Perbaikan birokrasi itu tidak terlepas dari peran masyarakat sipil, khususnya media massa dan LSM. Keberadaan media yang mandiri, kritis, dan fasilitatif sangat berperan dalam proses mendorong reformasi birokrasi tersebut. Media massa, terutama radio, merupakan salah satu kekuatan nonbirokrasi yang secara imperatif menekan birokrasi untuk lebih berorientasi pada pelayanan publik.
Di Surabaya dan Malang Raya, misalnya, keberadaan Radio Suara Surabaya dan RRI memberikan manfaat cukup signifikan. Selain itu, setiap tahun Jawa Pos Institute of Pro-Otonomi (JPIP), yang melakukan survei dan kajian tentang praktik-praktik tata kelola pemerintahan yang baik, memberikan penghargaan (Otonomi Awards) kepada kabupaten/kota yang mampu menunjukkan prestasi.
Awards tersebut relatif mendorong satuan kerja perangkat daerah (SKPD) untuk memperbaiki kinerjanya. Semangat untuk membenahi birokrasi melalui akselerasi kompetisi pelayanan publik dan pembangunan ekonomi serta bidang-bidang lainnya menghasilkan good practice/best practice di sejumlah kabupaten dan kota di Jatim. Dorongan JPIP menyemangati daerah-daerah untuk lebih berprestasi memajukan daerahnya.
Relasi antara birokrasi, politik, dan masyarakat di Jatim menunjukkan pola yang cenderung dinamis. Interaksi dan relasi antara birokrasi dan politik, khususnya DPRD, lebih didasarkan atas kesamaan kepentingan (common interest), terutama dalam pengelolaan anggaran.
Pola relasi yang mutual symbiotic tersebut pada dasarnya menegaskan dominasi kekuatan eksekutif dan DPRD dalam konteks politik lokal. Dari perspektif birokrasi, keterkaitan serta keterlibatan politisi dan aktivis atau LSM dalam program-program daerah dinilai lebih banyak mengganggu daripada membantu (Focus Group Discussion/FGD di Malang, 11 Juli 2011).
Peran kepala daerah di Jatim relatif cukup kuat jika dibanding DPRD. Hubungan antardua lembaga itu sangat dipengaruhi kepentingan masing-masing: ''harmonis'' ketika menyangkut dana APBD, tapi tidak akur ketika kepentingannya terancam. Orientasinya berkompetisi, bukannya pola relasi profesional sesuai kompetensi masing-masing.

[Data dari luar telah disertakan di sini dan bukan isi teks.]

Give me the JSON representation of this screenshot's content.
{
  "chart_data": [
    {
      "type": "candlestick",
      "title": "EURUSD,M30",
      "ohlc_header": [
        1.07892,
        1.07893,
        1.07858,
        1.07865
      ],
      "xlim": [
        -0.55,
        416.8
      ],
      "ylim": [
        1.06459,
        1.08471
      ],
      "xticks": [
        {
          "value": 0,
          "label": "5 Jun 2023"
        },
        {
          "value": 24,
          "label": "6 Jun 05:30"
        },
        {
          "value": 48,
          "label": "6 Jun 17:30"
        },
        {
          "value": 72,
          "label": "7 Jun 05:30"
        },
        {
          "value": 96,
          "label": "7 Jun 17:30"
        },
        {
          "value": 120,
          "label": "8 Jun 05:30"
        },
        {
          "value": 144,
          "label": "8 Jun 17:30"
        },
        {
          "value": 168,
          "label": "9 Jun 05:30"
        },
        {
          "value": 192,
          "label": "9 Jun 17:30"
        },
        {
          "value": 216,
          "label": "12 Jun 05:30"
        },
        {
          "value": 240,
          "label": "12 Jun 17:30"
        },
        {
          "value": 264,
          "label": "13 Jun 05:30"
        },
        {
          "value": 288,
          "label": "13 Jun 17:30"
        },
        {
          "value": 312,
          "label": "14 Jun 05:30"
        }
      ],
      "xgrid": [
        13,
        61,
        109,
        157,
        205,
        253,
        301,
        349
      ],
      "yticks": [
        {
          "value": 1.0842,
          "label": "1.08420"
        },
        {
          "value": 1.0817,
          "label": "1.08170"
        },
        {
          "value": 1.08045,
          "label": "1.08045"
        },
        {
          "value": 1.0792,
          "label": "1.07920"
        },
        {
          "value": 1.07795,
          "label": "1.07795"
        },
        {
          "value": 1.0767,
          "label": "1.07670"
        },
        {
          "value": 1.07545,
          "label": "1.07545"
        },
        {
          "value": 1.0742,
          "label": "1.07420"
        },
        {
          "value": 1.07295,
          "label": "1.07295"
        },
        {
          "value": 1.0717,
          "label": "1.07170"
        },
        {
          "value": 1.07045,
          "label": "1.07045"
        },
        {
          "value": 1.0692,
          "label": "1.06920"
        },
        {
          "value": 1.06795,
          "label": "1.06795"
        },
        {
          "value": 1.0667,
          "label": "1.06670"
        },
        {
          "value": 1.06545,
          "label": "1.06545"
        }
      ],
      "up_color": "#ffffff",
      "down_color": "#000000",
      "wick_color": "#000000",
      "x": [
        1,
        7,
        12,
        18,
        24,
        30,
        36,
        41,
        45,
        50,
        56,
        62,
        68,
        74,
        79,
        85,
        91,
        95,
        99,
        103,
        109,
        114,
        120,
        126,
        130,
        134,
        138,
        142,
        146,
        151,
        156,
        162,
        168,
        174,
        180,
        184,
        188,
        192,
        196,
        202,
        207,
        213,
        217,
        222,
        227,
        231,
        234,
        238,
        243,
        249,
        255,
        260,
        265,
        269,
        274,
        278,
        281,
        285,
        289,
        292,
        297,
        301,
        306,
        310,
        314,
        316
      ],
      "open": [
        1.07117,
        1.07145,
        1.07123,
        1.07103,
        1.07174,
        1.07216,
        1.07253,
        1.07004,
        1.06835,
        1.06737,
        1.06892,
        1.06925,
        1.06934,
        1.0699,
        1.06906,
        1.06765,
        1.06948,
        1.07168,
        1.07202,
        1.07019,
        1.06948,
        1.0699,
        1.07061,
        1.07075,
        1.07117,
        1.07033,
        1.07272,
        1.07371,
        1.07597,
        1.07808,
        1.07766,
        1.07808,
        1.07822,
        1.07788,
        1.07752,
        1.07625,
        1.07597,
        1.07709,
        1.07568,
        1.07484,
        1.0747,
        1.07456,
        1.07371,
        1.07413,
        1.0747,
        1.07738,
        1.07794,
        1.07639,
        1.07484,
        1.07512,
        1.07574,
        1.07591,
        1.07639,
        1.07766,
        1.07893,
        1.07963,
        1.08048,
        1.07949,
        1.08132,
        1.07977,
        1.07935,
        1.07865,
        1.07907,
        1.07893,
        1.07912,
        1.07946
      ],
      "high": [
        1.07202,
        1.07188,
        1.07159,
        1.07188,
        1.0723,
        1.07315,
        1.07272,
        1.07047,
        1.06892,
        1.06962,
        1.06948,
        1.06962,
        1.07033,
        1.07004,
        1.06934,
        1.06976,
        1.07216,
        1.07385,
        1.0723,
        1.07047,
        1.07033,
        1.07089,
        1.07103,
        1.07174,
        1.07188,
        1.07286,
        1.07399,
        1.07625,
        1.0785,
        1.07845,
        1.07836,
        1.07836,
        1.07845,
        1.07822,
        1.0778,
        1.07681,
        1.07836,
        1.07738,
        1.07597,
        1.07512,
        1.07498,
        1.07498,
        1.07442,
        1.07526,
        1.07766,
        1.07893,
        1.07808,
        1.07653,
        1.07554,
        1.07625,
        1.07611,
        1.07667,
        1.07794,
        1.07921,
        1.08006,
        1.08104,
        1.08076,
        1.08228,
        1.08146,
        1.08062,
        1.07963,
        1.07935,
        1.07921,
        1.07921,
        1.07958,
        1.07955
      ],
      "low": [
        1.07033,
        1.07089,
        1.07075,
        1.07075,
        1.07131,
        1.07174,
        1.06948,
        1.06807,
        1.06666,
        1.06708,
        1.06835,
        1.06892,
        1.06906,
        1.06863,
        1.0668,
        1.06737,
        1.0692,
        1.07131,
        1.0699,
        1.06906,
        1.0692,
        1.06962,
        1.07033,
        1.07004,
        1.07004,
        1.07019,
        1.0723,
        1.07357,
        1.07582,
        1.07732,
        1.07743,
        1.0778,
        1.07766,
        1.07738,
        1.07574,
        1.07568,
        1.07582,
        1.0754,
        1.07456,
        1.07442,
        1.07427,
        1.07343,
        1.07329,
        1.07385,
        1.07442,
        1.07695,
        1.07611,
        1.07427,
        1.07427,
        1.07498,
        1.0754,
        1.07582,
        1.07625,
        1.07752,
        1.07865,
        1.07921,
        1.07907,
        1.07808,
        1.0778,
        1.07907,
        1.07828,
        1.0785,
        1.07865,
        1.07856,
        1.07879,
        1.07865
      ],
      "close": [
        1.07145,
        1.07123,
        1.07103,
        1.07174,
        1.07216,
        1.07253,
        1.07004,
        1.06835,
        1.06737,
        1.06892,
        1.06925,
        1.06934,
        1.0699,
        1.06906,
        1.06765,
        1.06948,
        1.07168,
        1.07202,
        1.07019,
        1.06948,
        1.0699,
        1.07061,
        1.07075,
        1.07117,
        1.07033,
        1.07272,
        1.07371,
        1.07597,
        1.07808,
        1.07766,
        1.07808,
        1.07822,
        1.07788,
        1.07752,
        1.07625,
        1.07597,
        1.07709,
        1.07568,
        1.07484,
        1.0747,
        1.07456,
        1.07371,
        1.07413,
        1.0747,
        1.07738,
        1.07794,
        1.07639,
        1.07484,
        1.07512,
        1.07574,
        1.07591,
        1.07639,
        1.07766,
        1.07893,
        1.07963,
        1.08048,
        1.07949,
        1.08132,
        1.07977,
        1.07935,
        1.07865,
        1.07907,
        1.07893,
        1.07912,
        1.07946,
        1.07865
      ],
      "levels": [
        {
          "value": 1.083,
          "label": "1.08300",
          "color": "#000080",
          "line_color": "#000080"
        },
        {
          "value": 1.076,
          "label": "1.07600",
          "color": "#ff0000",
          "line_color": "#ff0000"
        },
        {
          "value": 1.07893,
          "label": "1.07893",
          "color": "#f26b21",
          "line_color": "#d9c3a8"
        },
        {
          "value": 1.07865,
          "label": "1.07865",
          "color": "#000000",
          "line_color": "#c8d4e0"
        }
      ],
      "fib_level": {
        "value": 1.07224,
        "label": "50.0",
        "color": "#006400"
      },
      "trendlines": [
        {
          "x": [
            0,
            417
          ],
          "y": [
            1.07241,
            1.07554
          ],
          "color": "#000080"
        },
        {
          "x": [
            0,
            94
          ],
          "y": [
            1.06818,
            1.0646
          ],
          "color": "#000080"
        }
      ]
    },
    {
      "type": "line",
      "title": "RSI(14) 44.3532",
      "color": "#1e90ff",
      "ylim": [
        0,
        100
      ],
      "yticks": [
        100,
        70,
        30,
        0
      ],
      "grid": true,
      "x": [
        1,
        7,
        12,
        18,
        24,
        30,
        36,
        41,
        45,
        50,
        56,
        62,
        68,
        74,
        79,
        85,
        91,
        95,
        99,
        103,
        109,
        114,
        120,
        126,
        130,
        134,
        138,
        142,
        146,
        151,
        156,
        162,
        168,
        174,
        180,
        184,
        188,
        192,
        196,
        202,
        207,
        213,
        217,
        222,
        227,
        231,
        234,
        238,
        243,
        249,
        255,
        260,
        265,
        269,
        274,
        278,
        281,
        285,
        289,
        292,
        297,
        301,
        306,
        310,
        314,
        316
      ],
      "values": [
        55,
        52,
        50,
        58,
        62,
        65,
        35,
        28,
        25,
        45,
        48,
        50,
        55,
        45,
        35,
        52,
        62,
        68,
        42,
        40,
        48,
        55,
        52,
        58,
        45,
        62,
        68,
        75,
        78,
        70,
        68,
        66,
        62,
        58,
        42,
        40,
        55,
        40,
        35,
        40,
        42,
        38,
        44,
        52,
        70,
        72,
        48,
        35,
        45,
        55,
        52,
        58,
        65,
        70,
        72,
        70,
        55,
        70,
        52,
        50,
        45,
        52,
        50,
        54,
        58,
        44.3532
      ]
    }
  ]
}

Kemajuan ekonomi Jatim memengaruhi dinamika kinerja birokrasi. Birokrasi di Kota Surabaya dan Malang Raya, misalnya, relatif memberikan pelayanan yang cukup baik kepada para investor. Birokrasi juga proaktif dengan dunia usaha dengan respons yang relatif cepat terhadap tuntutan dinamika ekonomi di daerahnya. Sebagai daerah hasil pemekaran, Kota Batu, misalnya, cukup aktif dalam menarik investor dan ekonominya tumbuh baik. Kota Surabaya juga memperoleh dukungan pengusaha.
Secara politik, Jatim relatif matang menjaga keseimbangan antara karakter budaya dan modernisasi. Daerah ini juga prospektif karena dari sisi ekonomi keuangannya relatif stabil, politik lokalnya cukup kondusif, dan SDM-nya cukup menjanjikan. Semua itu menjadi modal penting bagi Jatim dalam menjaga konsistensi melakukan reformasi, pembaruan, dan inovasi.
Berbeda dari Sumatera Selatan. Relasi antara birokrasi, politik, dan masyarakat cenderung mengarah pada pembangunan aliansi yang kuat antara birokrasi, politik, dan pengusaha. Tiga kekuatan tersebut berinteraksi, bersinergi, dan berkolaborasi untuk mendapat keuntungan sebesar-besarnya bagi dirinya sendiri. Aliansi di antara tiga kekuatan tersebut telah memperlemah kekuatan LSM, sehingga mereka tidak bisa menjalankan fungsi kontrolnya secara memadai terhadap pemerintah (hasil FGD dengan stakeholders lokal di Palembang, 15 Juni 2011).
Fenomena yang hampir sama terjadi di Kalimantan Selatan. Ada relasi tarik-menarik antara politik dan birokrasi. Fungsi saling imbang saling kontrol (checks and balances) antara eksekutif dan DPRD tidak bisa berjalan optimal. Sementara itu, masyarakat cenderung gagap dalam merespons perubahan. Komunikasi, interaksi, serta relasi antara birokrasi dan politik tampak kurang maksimal dan cenderung saling mengunci, saling menyandera.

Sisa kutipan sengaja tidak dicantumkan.